There are around 30 ARVs approved; the bar for new HIV drug combinations just got a lot higher. Only six ARVs were approved since 2004. As fewer combinations drugs are approved, HIVers living with multiple drug resistance have fewer options. This creates unnecessary stress, decrease in quality of life, increase in co-morbities, and fewer choices for physicians to offer HIVers.
Over the years, drug development has shrunk. The last drug approved was Intelence, three years ago. Currently there are seven drugs in the third phase of clinical research before FDA approval. In 2006 there were 100 drugs in research and now we have 60 drugs in research. Of the “60 drugs in the pipeline, ten have been discontinued or are on hold and seven are at the end of clinical development” (Cortez. M. F). As clinical trials cost millions of dollars and have to adhere to rigid standards of safety, ethics and efficacy, pharmas weigh the cost. Will a drug be worth the cost when it is finally approved after all these years of research?
The exorbitant cost of drug development pits a new drug against an existing drug to see if the new drug can out-perform the older drug. Example. “In Jan. 2010 Merck ended work on vicriviroc, a drug similar to Selzentry, in previously treated patients” after it failed to outperform existing therapies. Another anti-HIV drug apricitabine, was scrapped last May after five years of development. The reason? It had to be taken twice a day, putting it at a disadvantage to Truvada, a once a day pill.
Now one pill a day is fabulous for many HIVers. But treatment-experienced HIVers need ARVs that work against drug resistance, cross resistance - whether it is once a day or twice a day. But many pharmas choose to abandon research or not even bother with developing new drugs that are more than one a day.
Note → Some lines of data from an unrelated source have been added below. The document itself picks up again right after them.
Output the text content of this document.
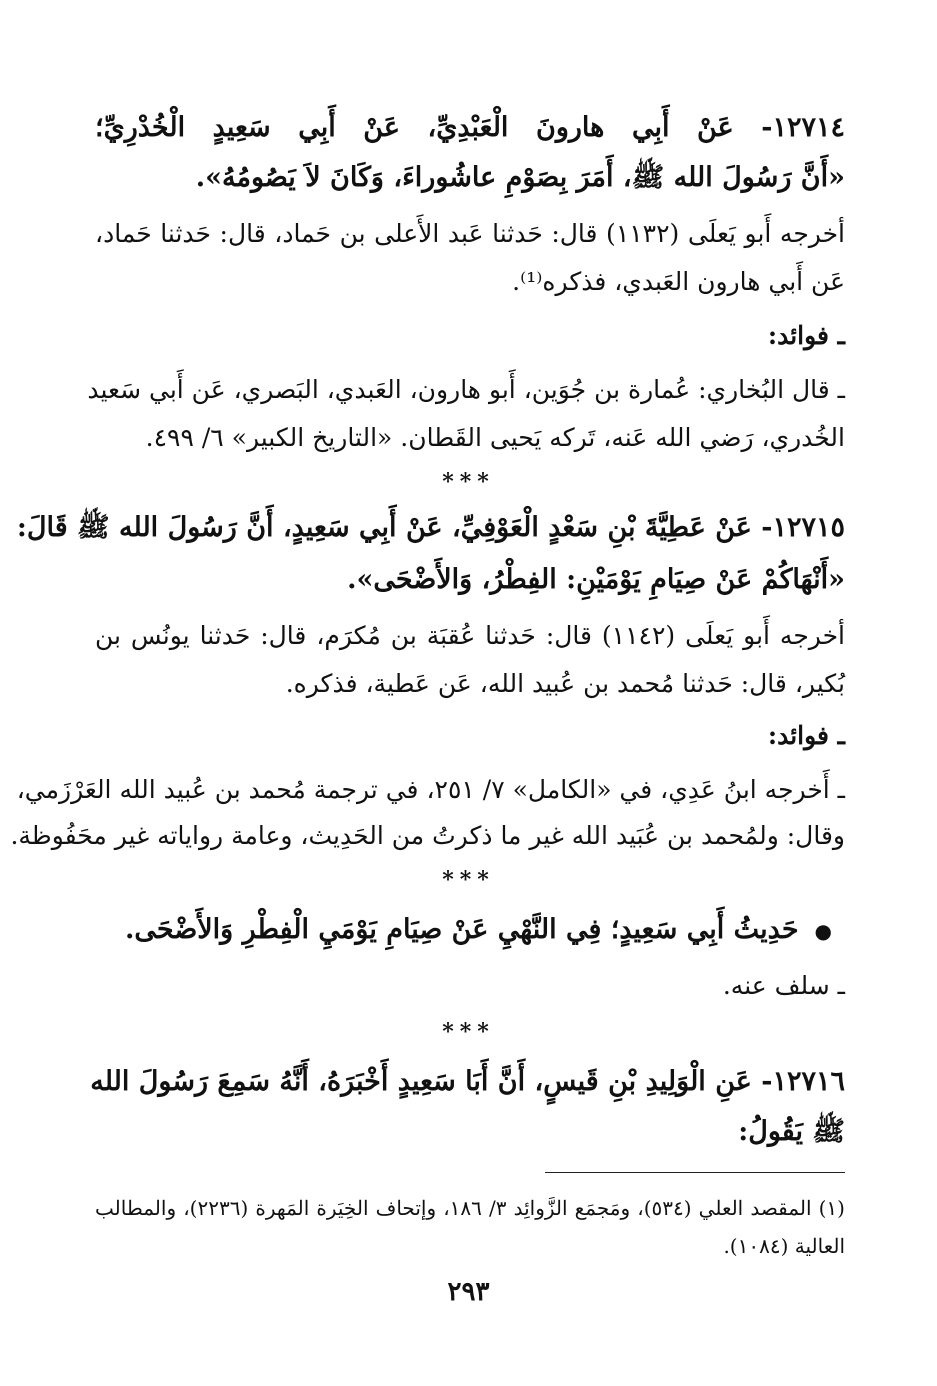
١٢٧١٤- عَنْ أَبِي هارونَ الْعَبْدِيِّ، عَنْ أَبِي سَعِيدٍ الْخُدْرِيِّ؛
«أَنَّ رَسُولَ الله ﷺ، أَمَرَ بِصَوْمِ عاشُوراءَ، وَكَانَ لاَ يَصُومُهُ».
أخرجه أَبو يَعلَى (١١٣٢) قال: حَدثنا عَبد الأَعلى بن حَماد، قال: حَدثنا حَماد،
عَن أَبي هارون العَبدي، فذكره⁽¹⁾.
ـ فوائد:
ـ قال البُخاري: عُمارة بن جُوَين، أَبو هارون، العَبدي، البَصري، عَن أَبي سَعيد
الخُدري، رَضي الله عَنه، تَركه يَحيى القَطان. «التاريخ الكبير» ٦/ ٤٩٩.
***
١٢٧١٥- عَنْ عَطِيَّةَ بْنِ سَعْدٍ الْعَوْفِيِّ، عَنْ أَبِي سَعِيدٍ، أَنَّ رَسُولَ الله ﷺ قَالَ:
«أَنْهَاكُمْ عَنْ صِيَامِ يَوْمَيْنِ: الفِطْرُ، وَالأَضْحَى».
أخرجه أَبو يَعلَى (١١٤٢) قال: حَدثنا عُقبَة بن مُكرَم، قال: حَدثنا يونُس بن
بُكير، قال: حَدثنا مُحمد بن عُبيد الله، عَن عَطية، فذكره.
ـ فوائد:
ـ أَخرجه ابنُ عَدِي، في «الكامل» ٧/ ٢٥١، في ترجمة مُحمد بن عُبيد الله العَرْزَمي،
وقال: ولمُحمد بن عُبَيد الله غير ما ذكرتُ من الحَدِيث، وعامة رواياته غير محَفُوظة.
***
●حَدِيثُ أَبِي سَعِيدٍ؛ فِي النَّهْيِ عَنْ صِيَامِ يَوْمَيِ الْفِطْرِ وَالأَضْحَى.
ـ سلف عنه.
***
١٢٧١٦- عَنِ الْوَلِيدِ بْنِ قَيسٍ، أَنَّ أَبَا سَعِيدٍ أَخْبَرَهُ، أَنَّهُ سَمِعَ رَسُولَ الله
ﷺ يَقُولُ:
(١) المقصد العلي (٥٣٤)، ومَجمَع الزَّوائِد ٣/ ١٨٦، وإتحاف الخِيَرة المَهرة (٢٢٣٦)، والمطالب
العالية (١٠٨٤).
٢٩٣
While the number of HIV-infected continues to rise (currently at 33 million globally) the drug research and development sector (R &D), needs to focus on the ethics of ARV development. It is an ethical issue based on human rights; access to ARVs for treatment experienced HIVers, R & D towards a preventative and therapeutic vaccine(s), or a cure and must NOT always be based on the profit margin.